The development of drone warfare is underway rapidly. What began as basic reconnaissance missions from great distances is now far more sophisticated. Now, drones are not merely reconning or striking ground targets—they are battling one another in the air. Recent success by the U.S. Army in recording its first air-to-air kill with an armed first-person-view (FPV) drone is a tipping point. It is the dawn of a new era when unmanned drones engage in air warfare that previously was the domain of science fiction.

It was accomplished in tests at Fort Rucker, Alabama, when troops of the 173rd Airborne Brigade, assisted by the Pennsylvania National Guard and Army engineers, extended drone warfare to unprecedented realms. Mating an M18 Claymore mine—a historical infantry anti-personnel weapon—to the SkyRaider quadcopter airframe, engineers deployed the weapon over the military base. Controlled by an operator, the drone flew near a target in the air and exploded the mine at close range, destroying the enemy drone. With even temporary loss of communications, the system reacquired contact, with potential future reuse.

The specifics of the weapon enhance the drama of the accomplishment. The Claymore, created in the 1950s, spews hundreds of steel ball bearings in a deadly cone-shaped burst out over two football fields. With it mounted on an agile FPV drone, it converts a fairly affordable platform into a serious air-to-air interceptor. The SkyRaider’s modular, open design makes it easy to customize, combining commercial-grade agility with military-grade firepower. That marriage is precisely why drone-on-drone warfare is so remarkably significant—it’s low-cost, adaptable, and extremely disruptive.
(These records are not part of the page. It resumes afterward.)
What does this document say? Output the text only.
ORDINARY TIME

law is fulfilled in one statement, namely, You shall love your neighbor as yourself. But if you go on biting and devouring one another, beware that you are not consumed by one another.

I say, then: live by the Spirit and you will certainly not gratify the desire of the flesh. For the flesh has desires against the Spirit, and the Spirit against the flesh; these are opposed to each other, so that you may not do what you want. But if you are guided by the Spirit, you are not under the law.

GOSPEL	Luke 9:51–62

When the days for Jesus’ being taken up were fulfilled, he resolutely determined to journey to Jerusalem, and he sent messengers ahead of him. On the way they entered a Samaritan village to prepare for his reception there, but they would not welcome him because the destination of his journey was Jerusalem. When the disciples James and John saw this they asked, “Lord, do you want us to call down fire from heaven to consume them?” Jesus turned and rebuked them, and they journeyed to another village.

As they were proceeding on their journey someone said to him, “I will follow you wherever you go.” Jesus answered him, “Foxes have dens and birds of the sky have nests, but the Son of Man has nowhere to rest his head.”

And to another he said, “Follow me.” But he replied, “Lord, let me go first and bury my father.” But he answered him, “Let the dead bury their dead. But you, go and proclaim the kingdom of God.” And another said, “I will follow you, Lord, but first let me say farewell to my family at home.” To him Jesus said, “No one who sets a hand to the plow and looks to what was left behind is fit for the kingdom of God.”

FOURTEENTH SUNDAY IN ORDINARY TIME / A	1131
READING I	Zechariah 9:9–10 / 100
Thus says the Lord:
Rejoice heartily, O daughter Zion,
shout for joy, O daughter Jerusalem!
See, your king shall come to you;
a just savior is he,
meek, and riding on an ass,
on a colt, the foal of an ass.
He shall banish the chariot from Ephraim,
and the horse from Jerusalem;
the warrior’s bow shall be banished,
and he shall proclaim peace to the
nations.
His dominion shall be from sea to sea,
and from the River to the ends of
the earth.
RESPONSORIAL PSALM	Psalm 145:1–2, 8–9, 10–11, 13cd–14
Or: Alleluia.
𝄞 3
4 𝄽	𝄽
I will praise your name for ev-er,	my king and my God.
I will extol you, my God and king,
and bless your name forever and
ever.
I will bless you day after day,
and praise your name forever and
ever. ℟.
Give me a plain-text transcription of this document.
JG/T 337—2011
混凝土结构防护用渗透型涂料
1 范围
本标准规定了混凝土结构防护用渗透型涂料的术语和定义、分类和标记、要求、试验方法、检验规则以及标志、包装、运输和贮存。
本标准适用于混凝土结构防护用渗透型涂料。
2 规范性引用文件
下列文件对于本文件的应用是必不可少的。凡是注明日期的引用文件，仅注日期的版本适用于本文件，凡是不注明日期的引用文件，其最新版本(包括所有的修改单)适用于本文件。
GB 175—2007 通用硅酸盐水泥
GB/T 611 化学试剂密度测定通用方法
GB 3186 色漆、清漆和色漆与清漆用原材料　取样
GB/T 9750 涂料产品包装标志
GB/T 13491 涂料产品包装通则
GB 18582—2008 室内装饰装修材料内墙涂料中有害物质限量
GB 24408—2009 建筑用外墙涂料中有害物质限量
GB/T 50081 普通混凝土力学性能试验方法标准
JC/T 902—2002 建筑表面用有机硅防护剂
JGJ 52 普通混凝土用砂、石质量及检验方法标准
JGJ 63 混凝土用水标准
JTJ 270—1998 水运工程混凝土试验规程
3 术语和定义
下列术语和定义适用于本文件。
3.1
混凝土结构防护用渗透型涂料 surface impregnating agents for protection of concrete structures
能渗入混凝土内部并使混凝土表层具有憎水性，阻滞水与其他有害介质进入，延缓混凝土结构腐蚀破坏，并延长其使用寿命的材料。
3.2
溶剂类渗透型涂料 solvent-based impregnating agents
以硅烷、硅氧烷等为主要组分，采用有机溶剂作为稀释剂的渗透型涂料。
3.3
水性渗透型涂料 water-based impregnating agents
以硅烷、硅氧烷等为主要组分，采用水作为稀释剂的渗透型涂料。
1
Cost is one more reason it’s important. Little drones are cheap and easy to mass-deploy hundreds of, but ordinary anti-air systems cost more and would be an overreaction against targets so small. With FPV drones carrying handheld munitions, soldiers can counterattack hostile drones at much lower expense than by firing a missile or employing bigger interceptors. The Army’s idea for a “backpackable” interceptor—a system light enough to carry on patrol—accounts for such economies.

The transition is not a hypothetical one. On the battlefields of today, drone-to-drone warfare already is routine. In Ukraine and other places, quadcopters are fighting in mid-air as a matter of routine, colliding with each other now and then, employing jury-rigged ordinance at others.

Operators are skilled at improvisation, adding rear-facing cameras, fitting in countermeasures, and even testing out primitive collision avoidance. The Army has paid attention, copying from actual wars to inform its own work, from mounted rapid drone repair using 3D printing to switch-out weapon attachments.

Training has been out front on this revolution. Troops such as 1st Lt. Francesco La Torre of the 173rd Airborne Brigade practiced for weeks in FPV flying, in difficult weather conditions, and engaging moving airborne targets.

La Torre called it “Star Wars”-like dogfights but underscored that the true value lies in finding practical tactical solutions to new equipment. He saw it enable junior officers to have this kind of innovation in their own hands. The Army’s new mission is to deploy drones and counter-drone technology to as large a number of units as possible, and provide quick training so troops can improvise on the spot.

The larger context matters. The enemies of the world are testing out fleets of cheap, small, disposable drones that are making conventional air defenses irrelevant. Some autonomous systems have been shown to stalk and attack with no human hand, raising ethical and strategic issues once the subject of science fiction. The threat of “killer robots” is no longer a subject for debate—it’s moving to the center of military thinking.

The future step remains unclear. Armed FPV drones will either become standard issue for troops in small units or will be specialized and used in conjunction with larger unmanned platforms. Either, however, represents a basic shift in how wars will be waged.

For the first time, the air above the battlefield is filled not just with manned aircraft, but with aircraft designed to outrun and outfight one another. The age of aerial dogfighting for the drones has arrived, and it is already reshaping the future of war.